Penugasan tersebut mempertemukan 76 pelajar terpilih yang berasal dari seluruh 38 provinsi di Indonesia. Mereka mengisi formasi dengan peran berbeda, termasuk komandan kelompok, pembawa baki, pengerek, dan pembentang bendera.
Neeltje Deliana Insjowi Werimon dari SMAN 8 Jayapura, Papua, mendapat kepercayaan sebagai pembawa baki utama. Pelajar yang akrab disapa Nel itu membawa representasi Papua dalam salah satu posisi paling penting pada prosesi penurunan bendera.
Nel menyampaikan rasa bangganya dapat menjalani penugasan tingkat pusat tersebut. “Saya sangat bangga sampai di sini. Ini bukan hanya untuk diri saya, tetapi juga untuk keluarga, sekolah, dan Papua,” tegas Nel.
Selama masa pemusatan, Nel tidak dapat bertemu dengan orang tuanya. Ia menyatakan ingin membuktikan bahwa doa serta dukungan keluarganya tidak sia-sia dengan memberikan penampilan terbaik.
Formasi Penurunan Bendera
Komandan Kelompok 17 Tim Adil Makmur dipercayakan kepada Baruno Wicaksono dari SMA Taruna Nusantara Kampus Cimahi, Jawa Barat. Ismi Ulfaidah dari Sekolah Rakyat Terintegrasi 22 Polewali Mandar, Sulawesi Barat, ditetapkan sebagai cadangan pembawa baki.
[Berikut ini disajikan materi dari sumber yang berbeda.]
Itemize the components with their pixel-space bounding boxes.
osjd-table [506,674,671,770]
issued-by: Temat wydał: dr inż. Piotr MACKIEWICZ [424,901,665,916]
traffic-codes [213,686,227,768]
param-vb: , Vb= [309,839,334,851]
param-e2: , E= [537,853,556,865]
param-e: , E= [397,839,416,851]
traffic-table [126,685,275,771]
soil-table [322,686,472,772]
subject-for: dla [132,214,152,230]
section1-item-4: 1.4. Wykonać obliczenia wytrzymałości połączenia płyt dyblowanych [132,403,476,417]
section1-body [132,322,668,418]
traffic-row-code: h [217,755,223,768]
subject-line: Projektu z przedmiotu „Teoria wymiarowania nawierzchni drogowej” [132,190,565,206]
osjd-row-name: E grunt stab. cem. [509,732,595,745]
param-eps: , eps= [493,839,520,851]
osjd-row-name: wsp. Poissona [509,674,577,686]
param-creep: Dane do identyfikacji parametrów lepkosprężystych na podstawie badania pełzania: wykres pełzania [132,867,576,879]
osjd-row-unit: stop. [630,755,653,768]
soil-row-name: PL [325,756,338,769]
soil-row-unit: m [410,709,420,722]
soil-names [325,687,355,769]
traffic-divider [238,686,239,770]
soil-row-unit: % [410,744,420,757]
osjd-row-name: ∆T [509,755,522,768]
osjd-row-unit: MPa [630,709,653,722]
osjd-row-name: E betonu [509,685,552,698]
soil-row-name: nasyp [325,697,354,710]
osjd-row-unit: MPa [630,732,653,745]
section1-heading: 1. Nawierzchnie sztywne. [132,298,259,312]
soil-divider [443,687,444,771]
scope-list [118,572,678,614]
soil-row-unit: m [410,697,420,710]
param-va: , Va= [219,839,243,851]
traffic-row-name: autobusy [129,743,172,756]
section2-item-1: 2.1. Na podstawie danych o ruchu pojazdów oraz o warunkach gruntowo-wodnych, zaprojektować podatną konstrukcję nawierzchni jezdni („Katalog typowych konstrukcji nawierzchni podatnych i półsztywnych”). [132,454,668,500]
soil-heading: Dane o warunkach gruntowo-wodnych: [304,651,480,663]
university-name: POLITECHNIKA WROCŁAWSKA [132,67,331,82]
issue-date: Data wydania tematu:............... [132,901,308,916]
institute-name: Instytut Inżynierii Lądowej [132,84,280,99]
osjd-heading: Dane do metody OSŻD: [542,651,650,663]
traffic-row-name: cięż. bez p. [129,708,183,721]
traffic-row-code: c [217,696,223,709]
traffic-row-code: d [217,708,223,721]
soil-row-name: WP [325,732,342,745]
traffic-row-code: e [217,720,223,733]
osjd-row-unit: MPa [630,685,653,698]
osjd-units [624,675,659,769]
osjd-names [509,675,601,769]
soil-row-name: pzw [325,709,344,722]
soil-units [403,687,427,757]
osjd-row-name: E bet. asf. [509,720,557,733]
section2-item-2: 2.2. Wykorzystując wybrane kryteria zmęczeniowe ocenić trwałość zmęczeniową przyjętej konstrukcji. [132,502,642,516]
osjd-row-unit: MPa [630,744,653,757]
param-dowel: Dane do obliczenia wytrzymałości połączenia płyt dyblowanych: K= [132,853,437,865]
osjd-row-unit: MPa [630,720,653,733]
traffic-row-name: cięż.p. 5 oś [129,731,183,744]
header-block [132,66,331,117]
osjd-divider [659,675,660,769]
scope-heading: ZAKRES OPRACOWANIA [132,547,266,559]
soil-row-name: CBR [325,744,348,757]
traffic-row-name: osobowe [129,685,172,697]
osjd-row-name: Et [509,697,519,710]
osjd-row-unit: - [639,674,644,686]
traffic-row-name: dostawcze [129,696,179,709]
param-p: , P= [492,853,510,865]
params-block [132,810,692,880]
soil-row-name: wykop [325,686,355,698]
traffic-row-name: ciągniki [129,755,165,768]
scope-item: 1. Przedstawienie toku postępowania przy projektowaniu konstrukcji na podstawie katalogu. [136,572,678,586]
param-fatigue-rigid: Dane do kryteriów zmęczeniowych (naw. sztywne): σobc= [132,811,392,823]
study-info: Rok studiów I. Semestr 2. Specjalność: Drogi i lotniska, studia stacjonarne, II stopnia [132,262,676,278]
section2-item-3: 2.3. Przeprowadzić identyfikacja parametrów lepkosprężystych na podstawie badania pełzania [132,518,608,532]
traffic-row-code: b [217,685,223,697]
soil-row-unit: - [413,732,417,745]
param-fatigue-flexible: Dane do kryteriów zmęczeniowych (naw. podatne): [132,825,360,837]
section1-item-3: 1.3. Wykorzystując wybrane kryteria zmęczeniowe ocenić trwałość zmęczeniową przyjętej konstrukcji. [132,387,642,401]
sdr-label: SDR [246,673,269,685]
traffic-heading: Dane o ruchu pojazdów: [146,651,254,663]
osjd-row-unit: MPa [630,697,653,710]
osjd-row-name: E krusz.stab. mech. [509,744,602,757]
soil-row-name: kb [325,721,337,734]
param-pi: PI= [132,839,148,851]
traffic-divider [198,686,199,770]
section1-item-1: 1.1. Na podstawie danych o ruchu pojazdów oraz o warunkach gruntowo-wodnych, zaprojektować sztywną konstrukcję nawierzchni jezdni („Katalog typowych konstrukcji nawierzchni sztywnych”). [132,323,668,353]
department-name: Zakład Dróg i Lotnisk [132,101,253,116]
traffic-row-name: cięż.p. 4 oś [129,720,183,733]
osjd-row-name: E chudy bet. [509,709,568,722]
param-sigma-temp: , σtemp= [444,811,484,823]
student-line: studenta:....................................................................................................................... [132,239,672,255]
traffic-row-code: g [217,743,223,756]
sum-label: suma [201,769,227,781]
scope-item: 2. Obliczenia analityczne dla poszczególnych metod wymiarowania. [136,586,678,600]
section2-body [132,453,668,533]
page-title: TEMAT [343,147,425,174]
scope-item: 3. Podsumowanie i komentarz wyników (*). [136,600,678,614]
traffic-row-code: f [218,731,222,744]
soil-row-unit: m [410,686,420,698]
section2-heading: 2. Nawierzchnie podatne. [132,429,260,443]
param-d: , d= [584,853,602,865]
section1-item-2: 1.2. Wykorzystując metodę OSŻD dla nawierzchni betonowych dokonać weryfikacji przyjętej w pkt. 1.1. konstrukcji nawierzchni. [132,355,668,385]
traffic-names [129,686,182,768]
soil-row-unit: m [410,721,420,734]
| Nama | Daerah/Sekolah | Tugas |
|---|---|---|
| Baruno Wicaksono | SMA Taruna Nusantara Kampus Cimahi, Jawa Barat | Komandan Kelompok 17 |
| Neeltje Deliana Insjowi Werimon | SMAN 8 Jayapura, Papua | Pembawa baki utama |
| Ismi Ulfaidah | Sekolah Rakyat Terintegrasi 22 Polewali Mandar, Sulawesi Barat | Cadangan pembawa baki |
| Atanasius Meyllano Frans Yogar | SMA Katolik Giovanni Kupang, Nusa Tenggara Timur | Komandan Kelompok 8 |
| Maharazthu Rizqhy Ramadhana Chubuyana | SMAN 1 Taliwang, Nusa Tenggara Barat | Penggerek bendera |
| Mirza Rafi Navazani | SMAN 1 Sintang, Kalimantan Barat | Pembentang bendera |
Atanasius Meyllano Frans Yogar dari SMA Katolik Giovanni Kupang, Nusa Tenggara Timur, menjalankan tugas sebagai Komandan Kelompok 8. Sementara itu, tugas penggerek bendera diemban Maharazthu Rizqhy Ramadhana Chubuyana dari SMAN 1 Taliwang, Nusa Tenggara Barat.
Mirza Rafi Navazani dari SMAN 1 Sintang, Kalimantan Barat, dipercaya sebagai pembentang bendera. Formasi Tim Adil Makmur juga diperkuat kelompok serpihan yang diisi Chintya Graciella Rorong, Cinzia Christovani Marantika, dan Felesia Rismaito Munthe.
Melanjutkan Upacara Pagi
Tim Adil Makmur menjalankan tugas setelah Tim Indonesia Berdaulat menyelesaikan pengibaran bendera pada pagi hari. Kedua tim tersebut merupakan bagian dari Paskibraka Tingkat Pusat 2026 yang berada dalam pembinaan BPIP.
BPIP menilai tugas penurunan bendera menuntut disiplin serta tanggung jawab tinggi dari setiap anggota pasukan. Peran yang dibagi dalam formasi itu memastikan seluruh tahapan prosesi berjalan sesuai tugas masing-masing.
Masyarakat yang tidak berada di kawasan Istana Merdeka dapat mengikuti prosesi penurunan bendera melalui tayangan siaran langsung. Agenda sore itu menjadi rangkaian resmi terakhir upacara peringatan kemerdekaan di Istana Merdeka.